I spent the weekend at a retreat called Walking Into Fire with three of my favorite teachers: Jennifer Louden, Susan Piver and Patti Digh.
Telling it like it is
Although this was a writing retreat, I found it easy to translate the exercises they shared into processes to help dig into our relationship with money. Here is one exercise Patti taught called ‘Yes, But.‘
Have you ever experienced being stopped dead in your creative tracks by someone responding to your fabulous, world changing idea (or your heart ache) with ‘Yes, but….‘?
It might look something like this. You are having coffee with a dear friend, and the conversation has turned to your job hunting process:
‘Well, I’ve been scouring ads on craigslist and Monster, I’m not making any headway. So I’m thinking about going back to school and changing careers altogether.‘
‘Yes, but you know that takes money and how will you pay the bills? You have a child, you know.’
‘Yes, but I might be able to get a scholarship, and I’ve heard they have childcare.’
‘Yes, but you’ll be in debt, and I know how you hate owing people money, and what if there aren’t any jobs in that field when you graduate? Then what?’
You get the picture. ‘Yes, but…’ kills the conversation, kills possibility, kills creative problem solving.
This also shows up at home with our partners and children, and at work or business with our bosses and employees, as the tendency to say no… not because the real answer is no, but because we don’t trust the process. We don’t trust that playing with ideas is different from agreeing to buy the new car or do the $100k addition to the house. ‘No‘ and ‘Yes, but’ are both ways of buying time, and stalling the creative process, and most of the time it’s not conscious.
I’m here to tell you that there’s a tremendous difference between talking with someone who continually closes the door on your ideas, and someone who opens the door with an invitation to explore, to step into the preposterous, the land of ridiculous possibilities.
What happens if we simply change one word, and make it into ‘Yes, and…‘?

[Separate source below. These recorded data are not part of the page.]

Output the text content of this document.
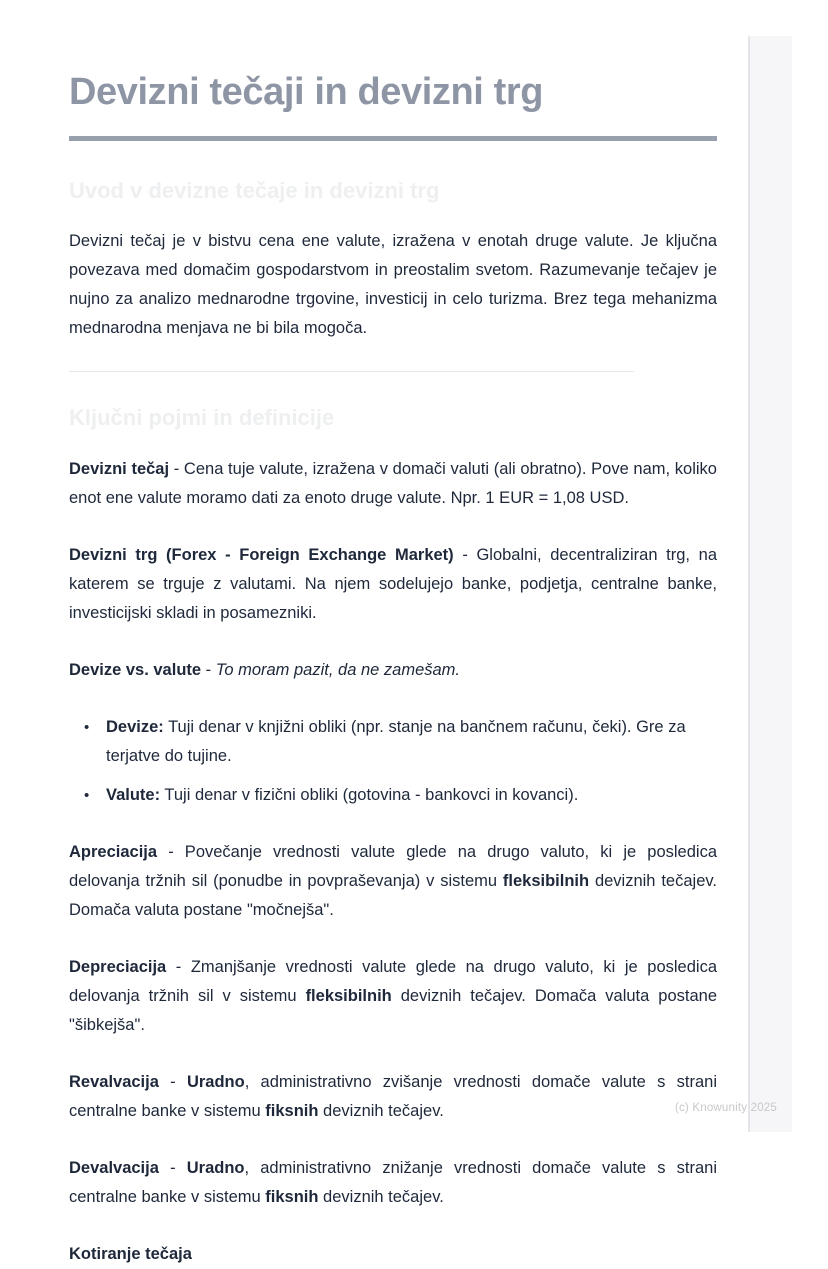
Devizni tečaji in devizni trg
Uvod v devizne tečaje in devizni trg

Devizni tečaj je v bistvu cena ene valute, izražena v enotah druge valute. Je ključna povezava med domačim gospodarstvom in preostalim svetom. Razumevanje tečajev je nujno za analizo mednarodne trgovine, investicij in celo turizma. Brez tega mehanizma mednarodna menjava ne bi bila mogoča.

Ključni pojmi in definicije

Devizni tečaj - Cena tuje valute, izražena v domači valuti (ali obratno). Pove nam, koliko enot ene valute moramo dati za enoto druge valute. Npr. 1 EUR = 1,08 USD.

Devizni trg (Forex - Foreign Exchange Market) - Globalni, decentraliziran trg, na katerem se trguje z valutami. Na njem sodelujejo banke, podjetja, centralne banke, investicijski skladi in posamezniki.

Devize vs. valute - To moram pazit, da ne zamešam.

•	Devize: Tuji denar v knjižni obliki (npr. stanje na bančnem računu, čeki). Gre za terjatve do tujine.
•	Valute: Tuji denar v fizični obliki (gotovina - bankovci in kovanci).

Apreciacija - Povečanje vrednosti valute glede na drugo valuto, ki je posledica delovanja tržnih sil (ponudbe in povpraševanja) v sistemu fleksibilnih deviznih tečajev. Domača valuta postane "močnejša".

Depreciacija - Zmanjšanje vrednosti valute glede na drugo valuto, ki je posledica delovanja tržnih sil v sistemu fleksibilnih deviznih tečajev. Domača valuta postane "šibkejša".

Revalvacija - Uradno, administrativno zvišanje vrednosti domače valute s strani centralne banke v sistemu fiksnih deviznih tečajev.

Devalvacija - Uradno, administrativno znižanje vrednosti domače valute s strani centralne banke v sistemu fiksnih deviznih tečajev.

Kotiranje tečaja

(c) Knowunity 2025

‘I’m not sure what to do… I’ve been unemployed for five months. I’m losing faith. I’m thinking about going back to school.’
‘Yes, and maybe while you are there you’ll meet someone that turns out to be your next boss!’

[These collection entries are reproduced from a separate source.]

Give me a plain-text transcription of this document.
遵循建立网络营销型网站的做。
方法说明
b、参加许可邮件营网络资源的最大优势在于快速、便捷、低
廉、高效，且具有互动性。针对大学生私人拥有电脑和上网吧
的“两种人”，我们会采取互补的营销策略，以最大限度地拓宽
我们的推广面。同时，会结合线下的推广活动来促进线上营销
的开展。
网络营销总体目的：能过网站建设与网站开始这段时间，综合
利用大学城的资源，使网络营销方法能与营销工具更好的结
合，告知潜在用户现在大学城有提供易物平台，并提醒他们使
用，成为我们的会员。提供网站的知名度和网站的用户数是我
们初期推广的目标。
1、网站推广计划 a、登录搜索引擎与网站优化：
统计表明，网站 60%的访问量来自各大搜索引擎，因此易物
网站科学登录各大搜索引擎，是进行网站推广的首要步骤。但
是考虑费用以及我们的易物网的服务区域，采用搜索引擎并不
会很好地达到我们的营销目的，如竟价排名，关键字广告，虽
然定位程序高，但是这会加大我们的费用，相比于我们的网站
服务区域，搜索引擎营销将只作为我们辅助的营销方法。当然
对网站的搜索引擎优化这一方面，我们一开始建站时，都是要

‘Yes, and I might find what I’m really passionate about, since working in a proctologist’s office clearly isn’t it. Heck, I might as well apply to med school with all that I learned working in the field.’
‘Yes, and you could also do career counseling to explore all the options. You could even create an independent study class with the sole purpose to evaluate your passions and skills and see what jobs combine both.’
‘Yes, and while I’m going to school I could work at Starbucks because they have great benefits, and I could conduct research as I interact with my customers.’
‘Yes, and you then discover there’s a link between the coffee you drink and the jobs you excel at, and you publish a best selling book about it.’
You see? ‘And‘ is an invitation to go exploring. ‘But’ is a judgment that stops you in your tracks, hijacking the creative process.
We ‘yes, but‘ ourselves all the time, and we do it to those we love, believing it’s our job to protect them from themselves or from the big, bad world. We also ‘yes, but‘ because we are afraid of change, we are afraid of the unknown, we are afraid of getting what we want.
Today I invite you to have a conversation with yourself about something you want. Maybe you want to ask for a raise, or you want to start saving for your doctorate and your spouse doesn’t see the point. Maybe you have been thinking about hiring a financial adviser, or starting a Roth IRA. Write the conversation just as I did above. Respond to everything with ‘yes, but’ until you are so frustrated you want to pull your hair out (Okay, stop before any locks land on the floor). Then do the same with ‘Yes, and.’ Let yourself go into the possibilities, as wacky as they may sound.
We didn’t get electricity, microwave ovens, the iPod and YouTube because people said ‘Yes, but.’ Let me know what you discover!